I’d always said right from the start I wanted him at home and he’d said, you know, it’s too much and what if we don’t get the support… one Sunday night he said I feel really awful… can you call the nurses and it suddenly, it’s sort of 9 / 10 o’clock and I said Why? Why are we calling them? And he said I just need them to come here… they literally come, they reassured him and then they went away and I think it was his sort of test that if we called someone, they would come.
GC04
Regardless of what services or organisational arrangements for integration and coordination were in place, carers did not always know who to contact, when or how, and sometimes found themselves in unhappy situations as a result. In this example, the husband explained how they received monthly monitoring calls from HAH. However, when his wife deteriorated unexpectedly, they did not know who to call:
During the day, she was in pain a couple of times and wasn’t- I suppose being naïve and never being involved in this- wasn’t quite sure who we should call so we phoned the hospice and uh, they said “well, I think you better call the doctor or ring“ was it, 111 or something like that? … and eventually the ambulance took her to the hospital, and the final time she never came out, so we never used the hospice.

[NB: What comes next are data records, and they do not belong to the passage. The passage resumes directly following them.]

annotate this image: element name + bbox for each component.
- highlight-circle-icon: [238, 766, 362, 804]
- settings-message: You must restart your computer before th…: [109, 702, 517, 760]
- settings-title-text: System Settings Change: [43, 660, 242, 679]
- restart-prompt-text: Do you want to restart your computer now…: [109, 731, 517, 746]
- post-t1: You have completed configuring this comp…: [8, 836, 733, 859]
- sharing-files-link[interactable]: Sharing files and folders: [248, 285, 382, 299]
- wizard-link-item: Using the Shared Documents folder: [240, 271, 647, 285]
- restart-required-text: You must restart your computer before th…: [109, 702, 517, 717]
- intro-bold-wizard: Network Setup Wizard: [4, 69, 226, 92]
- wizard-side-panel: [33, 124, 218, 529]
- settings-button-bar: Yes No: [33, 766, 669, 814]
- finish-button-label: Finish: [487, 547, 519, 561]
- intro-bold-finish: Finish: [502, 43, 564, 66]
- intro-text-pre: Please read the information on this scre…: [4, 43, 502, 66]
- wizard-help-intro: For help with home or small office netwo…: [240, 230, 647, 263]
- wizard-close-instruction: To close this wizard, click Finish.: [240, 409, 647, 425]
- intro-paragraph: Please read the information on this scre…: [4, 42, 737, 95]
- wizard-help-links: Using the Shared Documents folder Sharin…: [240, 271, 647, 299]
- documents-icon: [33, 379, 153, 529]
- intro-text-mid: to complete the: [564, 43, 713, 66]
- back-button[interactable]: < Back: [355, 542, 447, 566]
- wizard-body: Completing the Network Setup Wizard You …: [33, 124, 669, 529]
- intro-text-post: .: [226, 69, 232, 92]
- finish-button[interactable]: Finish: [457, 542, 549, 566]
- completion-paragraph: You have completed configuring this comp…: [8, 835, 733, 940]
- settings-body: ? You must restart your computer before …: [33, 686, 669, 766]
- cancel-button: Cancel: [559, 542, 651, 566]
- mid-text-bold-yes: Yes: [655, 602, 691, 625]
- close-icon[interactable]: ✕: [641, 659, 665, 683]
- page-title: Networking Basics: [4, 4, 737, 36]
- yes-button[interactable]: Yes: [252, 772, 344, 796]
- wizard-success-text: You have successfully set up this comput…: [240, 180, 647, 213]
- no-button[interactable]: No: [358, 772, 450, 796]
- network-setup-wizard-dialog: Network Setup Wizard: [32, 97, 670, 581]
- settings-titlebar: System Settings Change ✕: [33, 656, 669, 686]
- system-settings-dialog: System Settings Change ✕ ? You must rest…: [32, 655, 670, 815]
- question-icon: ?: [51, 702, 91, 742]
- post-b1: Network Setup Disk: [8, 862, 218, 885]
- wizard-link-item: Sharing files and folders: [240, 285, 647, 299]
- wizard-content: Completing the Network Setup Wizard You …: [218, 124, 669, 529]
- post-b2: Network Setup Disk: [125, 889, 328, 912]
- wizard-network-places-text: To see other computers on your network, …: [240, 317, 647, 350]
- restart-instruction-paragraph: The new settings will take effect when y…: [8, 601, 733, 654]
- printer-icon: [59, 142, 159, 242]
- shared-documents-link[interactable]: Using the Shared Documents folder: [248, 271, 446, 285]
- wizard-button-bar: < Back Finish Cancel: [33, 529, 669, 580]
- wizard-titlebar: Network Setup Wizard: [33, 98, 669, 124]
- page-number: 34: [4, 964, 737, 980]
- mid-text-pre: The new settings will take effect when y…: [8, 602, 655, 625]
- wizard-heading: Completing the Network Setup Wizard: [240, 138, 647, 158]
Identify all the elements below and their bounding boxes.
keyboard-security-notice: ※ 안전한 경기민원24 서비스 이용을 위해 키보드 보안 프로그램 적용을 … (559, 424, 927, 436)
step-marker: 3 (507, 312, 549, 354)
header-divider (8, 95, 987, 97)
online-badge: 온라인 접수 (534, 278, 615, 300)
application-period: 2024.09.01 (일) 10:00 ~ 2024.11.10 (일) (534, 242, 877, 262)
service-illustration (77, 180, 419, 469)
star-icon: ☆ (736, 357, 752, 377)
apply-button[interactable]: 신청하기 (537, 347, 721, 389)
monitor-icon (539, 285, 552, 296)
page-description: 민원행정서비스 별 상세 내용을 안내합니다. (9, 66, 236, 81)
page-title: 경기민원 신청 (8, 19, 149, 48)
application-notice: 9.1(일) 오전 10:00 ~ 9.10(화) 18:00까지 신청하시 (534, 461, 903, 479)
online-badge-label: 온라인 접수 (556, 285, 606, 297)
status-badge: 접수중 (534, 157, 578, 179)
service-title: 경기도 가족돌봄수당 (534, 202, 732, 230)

Although, she did want to go to the hospice but things didn’t turn out that way.
EC05
Despite many examples and evidence of good ideas and areas of good practice, the overall impression from public attendees at the consensus workshops was of a whole health and social care system in chaos. People frequently experienced multiple assessments, conflicting advice and information, delays to their care and treatment and often found that they (or their carer) were the only source of up-to-date information, in a sense acting as their own care coordinator. This was compounded for several carers by scant knowledge of local services, and for some a lack of prior awareness of their local HAH. In response to this and other contextual factors, HAHs focused some salient actions around marketing and referral.